If you want 1Gb to 10Gb to your desktops you will want 10 times that in the core of your network where that file storage lives.
And then there are individuals like me, with ambition, whose wants are achieved through ambition, and that shiny new car will be mine when I want it, because I have the capabilities to achieve my goals...
So you buy your shiny new car, and then another shiny new car because you want that one too, and then a McMansion because bigger is better, and you need all that extra space to store all your shiny possessions. At the end of the day are you satisfied with your shiny possessions? No, you need more shiny possessions, and your life is centered around a vapid cycle of consumerism while you sacrifice your ethics and free time to attain them.
The name came from the original idea of it being a wireless protocol so has never made sense in any device ever sold with that name.
WiFi is ethernet, with wireless extensions. MACs, frames, etc etc etc. Before everyone knew what 802.11 was, it was even referred to regularly as wireless ethernet.
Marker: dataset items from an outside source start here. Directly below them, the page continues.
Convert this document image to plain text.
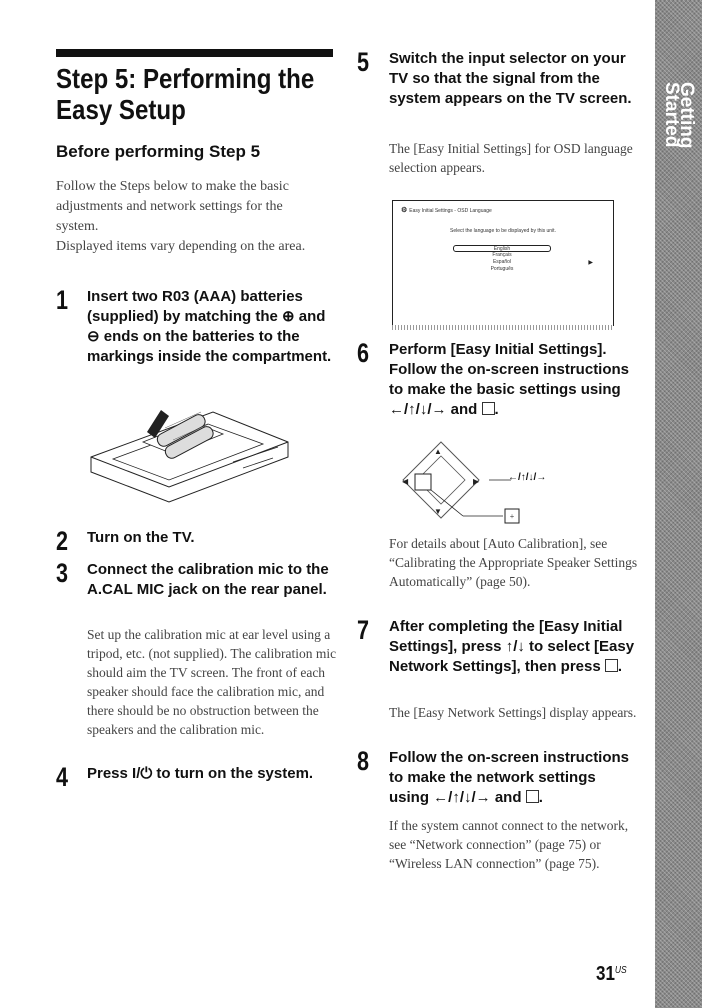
Getting
Started
Step 5: Performing the
Easy Setup
Before performing Step 5

Follow the Steps below to make the basic adjustments and network settings for the system.

Displayed items vary depending on the area.

1 Insert two R03 (AAA) batteries (supplied) by matching the ⊕ and ⊖ ends on the batteries to the markings inside the compartment.
2 Turn on the TV.
3 Connect the calibration mic to the A.CAL MIC jack on the rear panel.
Set up the calibration mic at ear level using a tripod, etc. (not supplied). The calibration mic should aim the TV screen. The front of each speaker should face the calibration mic, and there should be no obstruction between the speakers and the calibration mic.
4 Press I/⏻ to turn on the system.
5 Switch the input selector on your TV so that the signal from the system appears on the TV screen.
The [Easy Initial Settings] for OSD language selection appears.
⚙ Easy Initial Settings - OSD Language
Select the language to be displayed by this unit.
English
Français
Español
Português
▶
6 Perform [Easy Initial Settings]. Follow the on-screen instructions to make the basic settings using ←/↑/↓/→ and .
For details about [Auto Calibration], see “Calibrating the Appropriate Speaker Settings Automatically” (page 50).
▲
▼
◀	▶
+
←/↑/↓/→
7 After completing the [Easy Initial Settings], press ↑/↓ to select [Easy Network Settings], then press .
The [Easy Network Settings] display appears.
8 Follow the on-screen instructions to make the network settings using ←/↑/↓/→ and .
If the system cannot connect to the network, see “Network connection” (page 75) or “Wireless LAN connection” (page 75).
$31^{US}$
"You're right," Fisheye says. "I should have set it on 'whip' or 'chop.'"
I'll just point out that most 10Gb switches (datacenter switching) have totally dropped 10mb and 100mb support. Or, in the case where it is supported, you get some fun knock-on effects like buffering of all switch traffic (using the CPU / memory for switching activity) on the switch instead of using the hardware fabric for direct switching. This has repercussions for latency and switch performance.
I found this out the hard way by trying to plug a (cheap?) Cisco ASA (with 100Mb ports) into Arista and Cisco Nexus 5XXX switches... I ended up having to use a crappy 1Gb netgear switch to bridge the two devices (which was OK, I just used the switch connecting ILO to the ASA for that).
For cost reasons, there is absolutely no reason to only wire up for 10Mb anymore. It is no cheaper than using the silicon for 100Mb link speed even if your device is much slower than 100Mb. Hell, to that end Raspberry PI has a 1Gb Ethernet port on it.